Osen suddenly slid open the door and welcomed him into their one-room apartment. Her futon was already spread on the floor. Osen added charcoal to the brazier that was placed next to her pillow and fanned the coals with tissue paper. She grilled rice cakes for Sokichi on a battered wire rack lowered at an angle over the heat. When the cakes were done, she cooled them off by blowing on them while she told Sokichi the story of the lovely Urazato. Osen was even more beautiful than her heroine. And even though the snow wasn't falling as in the story, the cherry blossoms accumulating on the damp cinders of their small back garden were even more heartrending.

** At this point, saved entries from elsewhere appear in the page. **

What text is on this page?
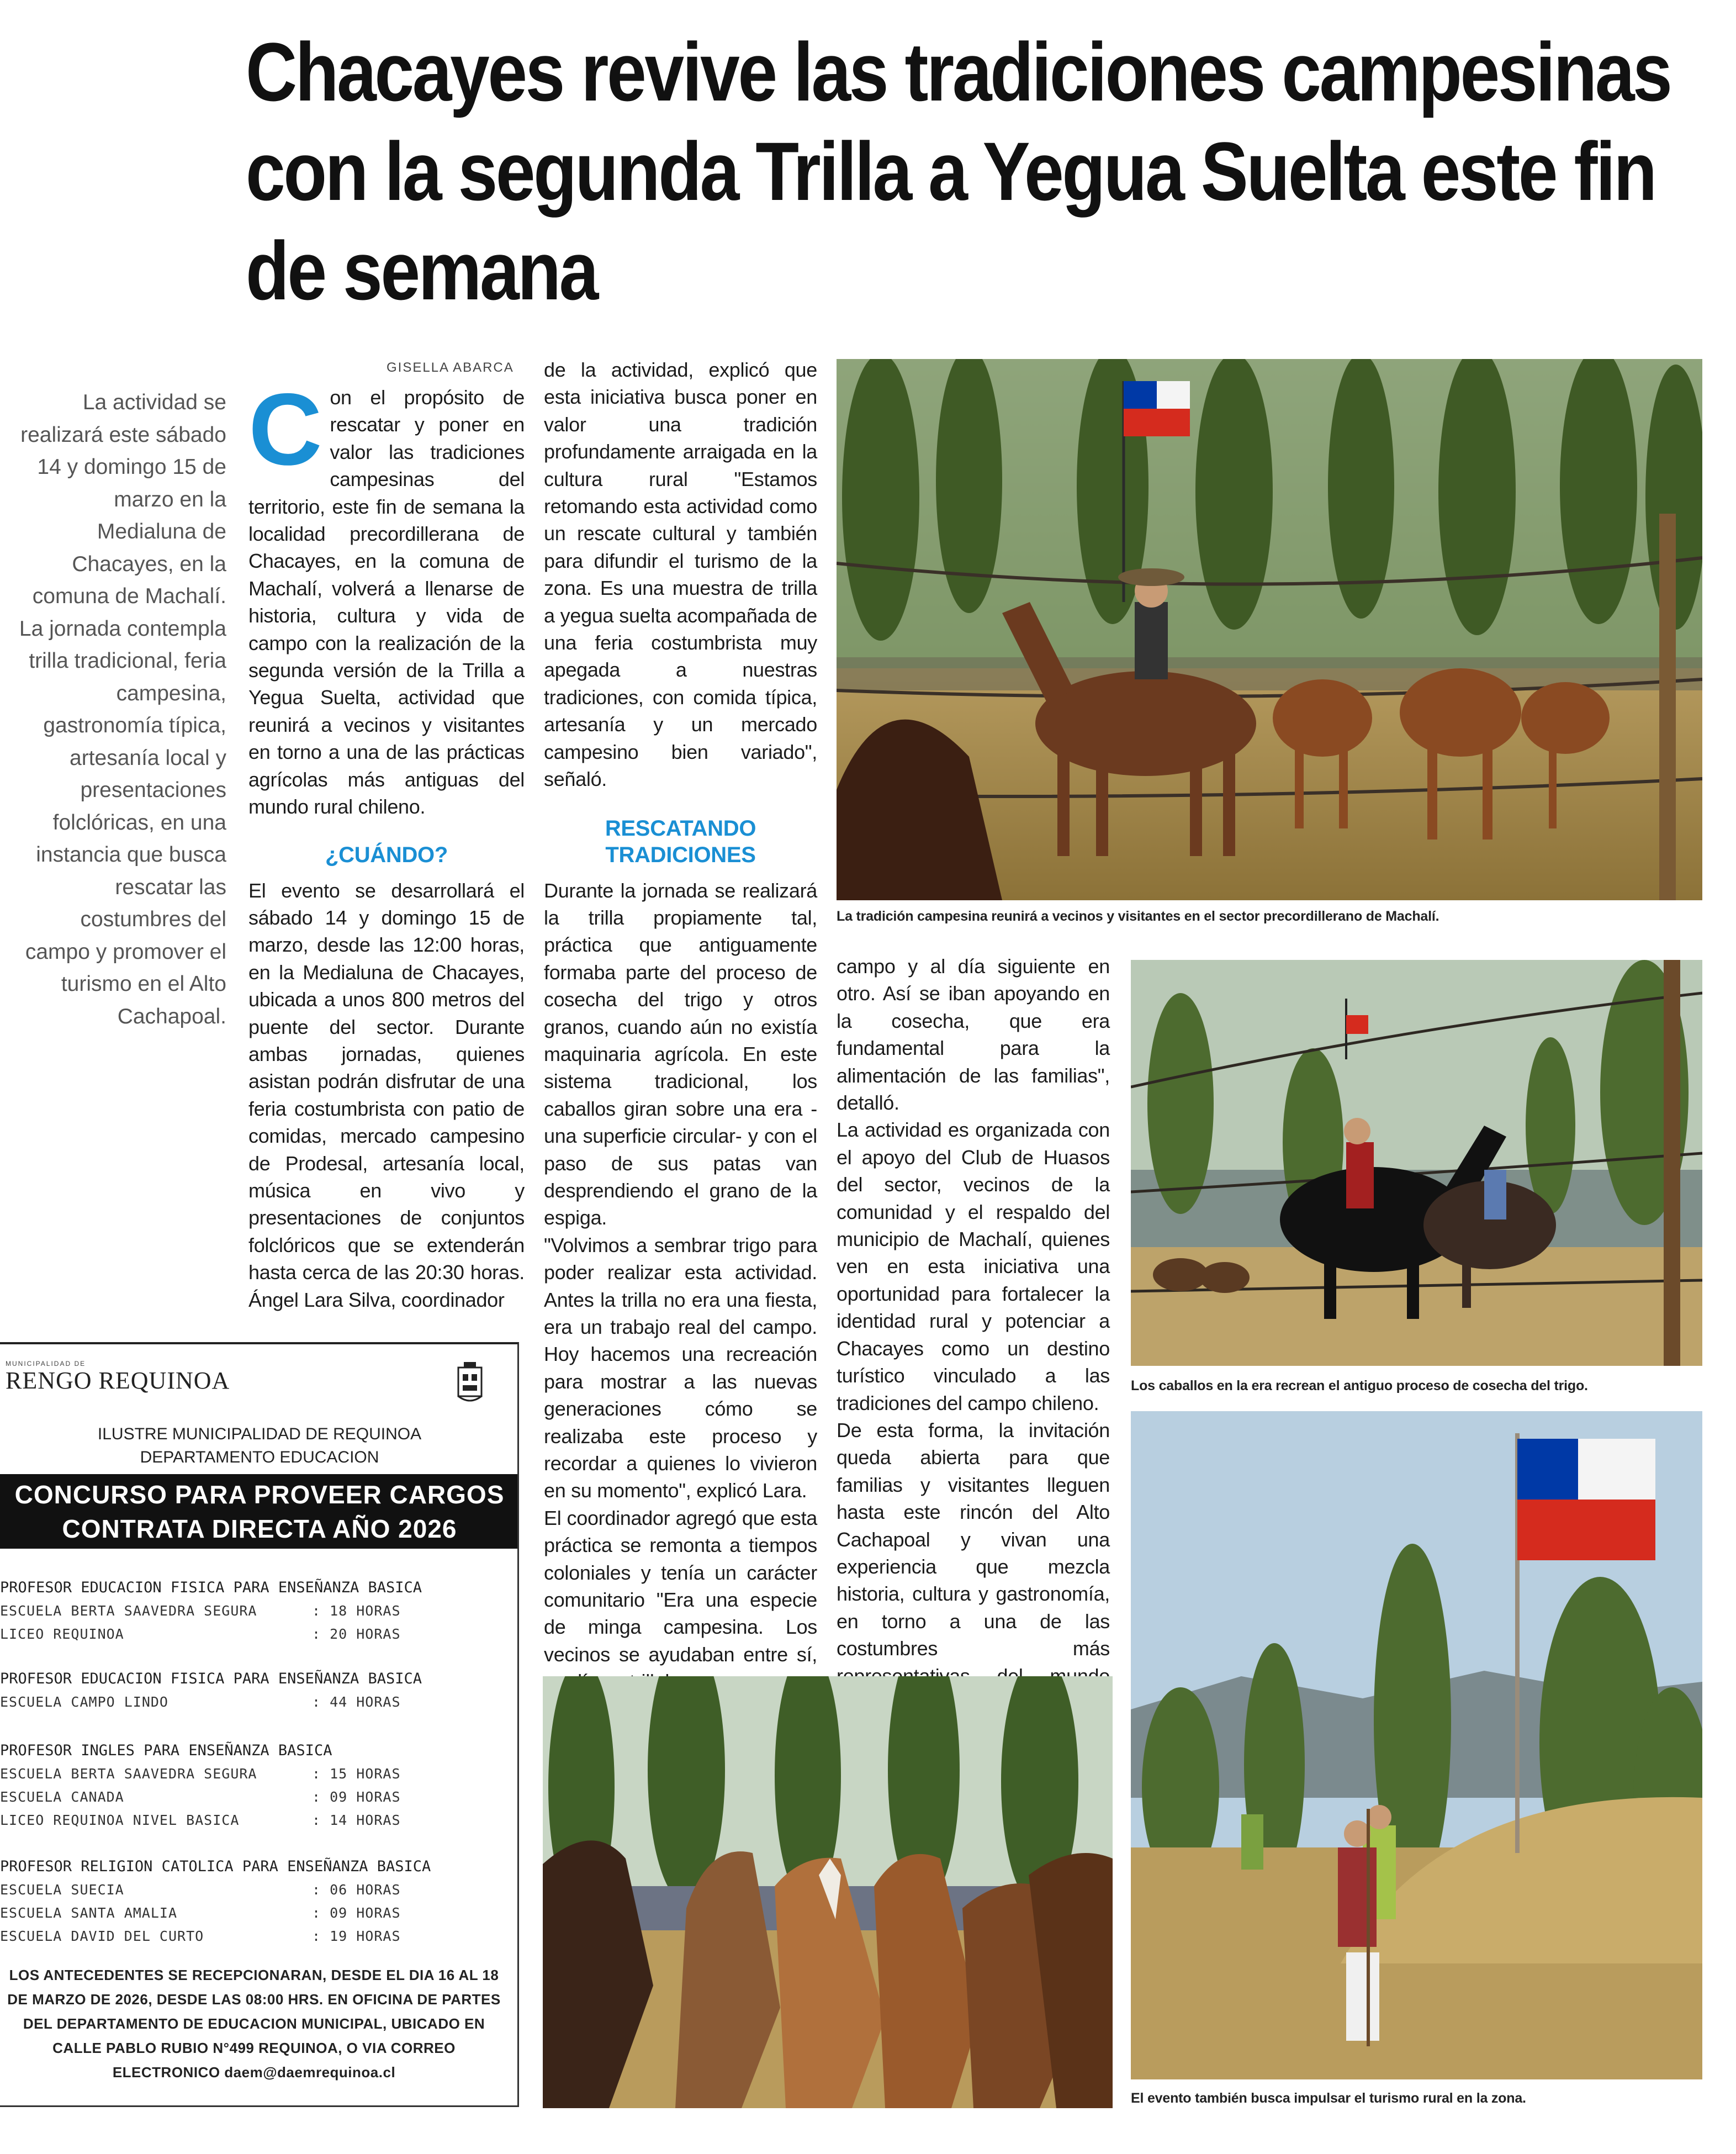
Chacayes revive las tradiciones campesinas con la segunda Trilla a Yegua Suelta este fin de semana
La actividad se realizará este sábado 14 y domingo 15 de marzo en la Medialuna de Chacayes, en la comuna de Machalí. La jornada contempla trilla tradicional, feria campesina, gastronomía típica, artesanía local y presentaciones folclóricas, en una instancia que busca rescatar las costumbres del campo y promover el turismo en el Alto Cachapoal.
GISELLA ABARCA

Con el propósito de rescatar y poner en valor las tradiciones campesinas del territorio, este fin de semana la localidad precordillerana de Chacayes, en la comuna de Machalí, volverá a llenarse de historia, cultura y vida de campo con la realización de la segunda versión de la Trilla a Yegua Suelta, actividad que reunirá a vecinos y visitantes en torno a una de las prácticas agrícolas más antiguas del mundo rural chileno.

¿CUÁNDO?

El evento se desarrollará el sábado 14 y domingo 15 de marzo, desde las 12:00 horas, en la Medialuna de Chacayes, ubicada a unos 800 metros del puente del sector. Durante ambas jornadas, quienes asistan podrán disfrutar de una feria costumbrista con patio de comidas, mercado campesino de Prodesal, artesanía local, música en vivo y presentaciones de conjuntos folclóricos que se extenderán hasta cerca de las 20:30 horas. Ángel Lara Silva, coordinador

de la actividad, explicó que esta iniciativa busca poner en valor una tradición profundamente arraigada en la cultura rural "Estamos retomando esta actividad como un rescate cultural y también para difundir el turismo de la zona. Es una muestra de trilla a yegua suelta acompañada de una feria costumbrista muy apegada a nuestras tradiciones, con comida típica, artesanía y un mercado campesino bien variado", señaló.

RESCATANDO TRADICIONES

Durante la jornada se realizará la trilla propiamente tal, práctica que antiguamente formaba parte del proceso de cosecha del trigo y otros granos, cuando aún no existía maquinaria agrícola. En este sistema tradicional, los caballos giran sobre una era -una superficie circular- y con el paso de sus patas van desprendiendo el grano de la espiga.

"Volvimos a sembrar trigo para poder realizar esta actividad. Antes la trilla no era una fiesta, era un trabajo real del campo. Hoy hacemos una recreación para mostrar a las nuevas generaciones cómo se realizaba este proceso y recordar a quienes lo vivieron en su momento", explicó Lara.

El coordinador agregó que esta práctica se remonta a tiempos coloniales y tenía un carácter comunitario "Era una especie de minga campesina. Los vecinos se ayudaban entre sí,

campo y al día siguiente en otro. Así se iban apoyando en la cosecha, que era fundamental para la alimentación de las familias", detalló.

La actividad es organizada con el apoyo del Club de Huasos del sector, vecinos de la comunidad y el respaldo del municipio de Machalí, quienes ven en esta iniciativa una oportunidad para fortalecer la identidad rural y potenciar a Chacayes como un destino turístico vinculado a las tradiciones del campo chileno.

De esta forma, la invitación queda abierta para que familias y visitantes lleguen hasta este rincón del Alto Cachapoal y vivan una experiencia que mezcla historia, cultura y gastronomía, en torno a una de las costumbres más

La tradición campesina reunirá a vecinos y visitantes en el sector precordillerano de Machalí.
Los caballos en la era recrean el antiguo proceso de cosecha del trigo.
El evento también busca impulsar el turismo rural en la zona.
MUNICIPALIDAD DE
RENGO REQUINOA
ILUSTRE MUNICIPALIDAD DE REQUINOA
DEPARTAMENTO EDUCACION
CONCURSO PARA PROVEER CARGOS
CONTRATA DIRECTA AÑO 2026
PROFESOR EDUCACION FISICA PARA ENSEÑANZA BASICA
ESCUELA BERTA SAAVEDRA SEGURA	: 18 HORAS
LICEO REQUINOA	: 20 HORAS
PROFESOR EDUCACION FISICA PARA ENSEÑANZA BASICA
ESCUELA CAMPO LINDO	: 44 HORAS
PROFESOR INGLES PARA ENSEÑANZA BASICA
ESCUELA BERTA SAAVEDRA SEGURA	: 15 HORAS
ESCUELA CANADA	: 09 HORAS
LICEO REQUINOA NIVEL BASICA	: 14 HORAS
PROFESOR RELIGION CATOLICA PARA ENSEÑANZA BASICA
ESCUELA SUECIA	: 06 HORAS
ESCUELA SANTA AMALIA	: 09 HORAS
ESCUELA DAVID DEL CURTO	: 19 HORAS
LOS ANTECEDENTES SE RECEPCIONARAN, DESDE EL DIA 16 AL 18 DE MARZO DE 2026, DESDE LAS 08:00 HRS. EN OFICINA DE PARTES DEL DEPARTAMENTO DE EDUCACION MUNICIPAL, UBICADO EN CALLE PABLO RUBIO N°499 REQUINOA, O VIA CORREO ELECTRONICO daem@daemrequinoa.cl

And there, behind the back fence! Was it Tokijiro, Urazato's lover, coming to rescue her with a bandanna tied over his head? Osen jumped to her feet and tried to close the back doors. But the man hurdled the fence and rushed to the veranda. The end of a snakelike tether was showing at his sleeve. "You're under arrest."

Osen fell back on her knees, pushing Sokichi behind her. "What about him?"

"The boy's none of my business."

"So-chan, for your breakfast tomorrow . . . I bought some beans. They're in the covered bowl. You can eat them with pickled ginger."

Carrying his sandals in one hand, the policeman opened the door to the front entry. Osen searched for her sandals while he unlocked the front door. As soon as they were out in the street he quickly tied her hands. Her slender waist suddenly disappeared beneath his rope, and her drooping shoulders floated before the dark willow trees. Osen had long since pawned her jacket and undergarments, and her skin showed whitely beneath a single layer of silk.

Walking barefoot, Sokichi followed. Through his tears he saw only darkness, a piercing gust of wind scattering cherry blossoms through the dim light of a street lamp.

"Please, sir." Osen suddenly stopped. "So-chan" Osen hung her head without looking back. But then she turned, and Sokichi, looking into her face, saw her eyebrows.

The young man was speechless.

"So-chan. I'll give you my spirit."

She folded it as the policeman pulled her along. Soon it was there, nestled in the palm of her hand, a crane of white tissue paper.

"Follow this to wherever it takes you." She blew her warm breath into the bird and it came to life. With the marks of her lips showing faintly red against the crane's bluish-white body, the bird flew among the floating blossoms, dancing in the air as it led Sokichi to the gate where he was taken in.